Aynı dörtlükte, mânâca birbirleriyle ilgili veya
birbirilerine yakın kelimeleri bir arada kullanarak “Tenâsüb” sanatına da güzel örnekler sunuyor: “Mızrap, teller, gönül,
bağlama, sürmeli yâr, bende eylemek, gönül bağlamak, Mecnûn’un izini sürmek”… “Tenâsüb” sanatı ile birlikte “Leff ü Neşr” sanatı da hemen bütün
dörtlüklerde göze çarpmaktadır.
“Sürgün
gönlüm, açar sürgü sürsen de,
Vazgeçmem
sevdândan, beni sürsen de
Gönül
bahçesini, aşkla sür sen de,
Bu aşktan,
fidanlar sürmeli yârim.” (Durbilmez, 2002: 11).

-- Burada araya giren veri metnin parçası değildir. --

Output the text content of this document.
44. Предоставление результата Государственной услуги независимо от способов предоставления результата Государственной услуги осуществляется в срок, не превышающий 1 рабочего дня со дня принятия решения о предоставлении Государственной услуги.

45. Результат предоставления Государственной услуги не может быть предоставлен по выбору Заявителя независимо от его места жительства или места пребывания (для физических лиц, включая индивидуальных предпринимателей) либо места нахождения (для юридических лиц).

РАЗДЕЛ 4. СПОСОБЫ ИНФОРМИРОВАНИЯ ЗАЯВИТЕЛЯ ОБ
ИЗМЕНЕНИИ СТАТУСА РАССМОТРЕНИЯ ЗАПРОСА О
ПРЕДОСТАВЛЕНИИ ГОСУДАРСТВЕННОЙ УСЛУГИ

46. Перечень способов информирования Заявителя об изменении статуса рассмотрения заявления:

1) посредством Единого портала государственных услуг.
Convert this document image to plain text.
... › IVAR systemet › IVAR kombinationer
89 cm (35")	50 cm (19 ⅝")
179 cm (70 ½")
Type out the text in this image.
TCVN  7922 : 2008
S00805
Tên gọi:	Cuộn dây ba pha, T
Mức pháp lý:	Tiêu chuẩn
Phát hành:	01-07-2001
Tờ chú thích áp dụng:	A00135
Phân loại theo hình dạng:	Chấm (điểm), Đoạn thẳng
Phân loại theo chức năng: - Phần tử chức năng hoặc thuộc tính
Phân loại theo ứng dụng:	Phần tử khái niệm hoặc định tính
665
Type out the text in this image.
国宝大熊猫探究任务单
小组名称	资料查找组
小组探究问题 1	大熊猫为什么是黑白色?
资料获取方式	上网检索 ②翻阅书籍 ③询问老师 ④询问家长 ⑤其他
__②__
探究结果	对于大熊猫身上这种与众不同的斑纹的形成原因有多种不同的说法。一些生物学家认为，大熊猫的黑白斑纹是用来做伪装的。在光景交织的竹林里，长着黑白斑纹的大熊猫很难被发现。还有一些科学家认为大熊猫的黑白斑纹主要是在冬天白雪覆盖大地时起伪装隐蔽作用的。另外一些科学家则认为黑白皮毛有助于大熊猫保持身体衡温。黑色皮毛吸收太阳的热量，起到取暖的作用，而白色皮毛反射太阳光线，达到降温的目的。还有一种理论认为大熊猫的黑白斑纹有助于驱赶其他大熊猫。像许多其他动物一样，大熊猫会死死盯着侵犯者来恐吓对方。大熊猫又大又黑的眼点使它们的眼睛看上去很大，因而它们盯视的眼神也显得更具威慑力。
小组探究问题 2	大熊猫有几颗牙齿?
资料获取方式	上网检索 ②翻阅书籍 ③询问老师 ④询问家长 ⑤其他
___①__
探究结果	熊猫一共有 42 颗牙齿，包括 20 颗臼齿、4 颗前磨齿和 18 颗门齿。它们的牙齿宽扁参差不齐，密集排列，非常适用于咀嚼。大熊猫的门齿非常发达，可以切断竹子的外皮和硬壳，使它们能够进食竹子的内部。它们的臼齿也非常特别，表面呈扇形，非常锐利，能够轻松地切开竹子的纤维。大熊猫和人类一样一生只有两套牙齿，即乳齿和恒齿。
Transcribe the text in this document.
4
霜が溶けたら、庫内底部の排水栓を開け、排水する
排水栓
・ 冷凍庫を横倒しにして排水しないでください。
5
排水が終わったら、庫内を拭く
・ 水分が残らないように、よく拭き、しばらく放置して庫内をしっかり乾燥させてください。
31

Bu dörtlükte geçen “Sürmeli, sürgün, sürgü, sürsen, sür” kelimeleriyle çeşitli
sanatların yapıldığını görüyoruz. “Sür” kökünü ele alan şâir, Akıncı Beyi Malkaçoğlu’nun elindeki kılıç gibi
öylesine ustalıkla kullanıyor ki Türkçe, bu şâirin kıvrak zekâsı, engin kelime
hazinesi ve sınırsız bilgi dağarcığı ve renkli hayâl gücünün varlığıyla
öğünerek, Türk şâirlerine de bir hak ve sıtatü kazandırıyor. Türkçeyi öylesine mahirâne işletiyor ki bu
kökten, değme şâirlerin ve uyduruk dilcilerin asla beceremeyeceği, bir kelime
kökünden 0n- on beş kelime türetiyor. Bu
başarıda Durbilmez’in iyi bir bilim
adamı olmasının ve yaşayan Türk şivelerinin pek çoğunu bilmesinin de payı
olmalıdır: Alet işleyip el öğünüyor. Şâir yine bu şiirinin son dörtlüğünde, adeta kelimeleri
konuşturuyor:
“Yâr cemâlin
bir ay, gülüşün bir gün!
Neylerim,
can tenden ayrılsa birgün?
Dur bilmez
sevgimiz olur mu bir gün?
Bu aşk, ömür boyu sürmeli yârim!” (Durbilmez, 2002: 11)
Kitaba ad olan “Yârnâme”
(Durbilmez, 2002: 12-14) şiirinde şâir: “Yâr”ini: “Parlayan ay, bengütay, beyaz lâle, nurlu hâle, şelâle, berrak nehir,
sırlı şehir, şiir, gökte hilâl, petekte bal, masal” gibi görerek benzetmeler yapıyor (Teşbih). “Gibisin Yâr” sözü ile “Tekrîr”
sanatına yer veriyor.
“Beni
Dinleme! Yürek Yolcularına” (Durbilmez, 2002: 15-16) şiirinde şâir
sevgilisine “revan”ım diyerek hitap
ettikten sonra (Giden, yürüyen, akan; ruh, can)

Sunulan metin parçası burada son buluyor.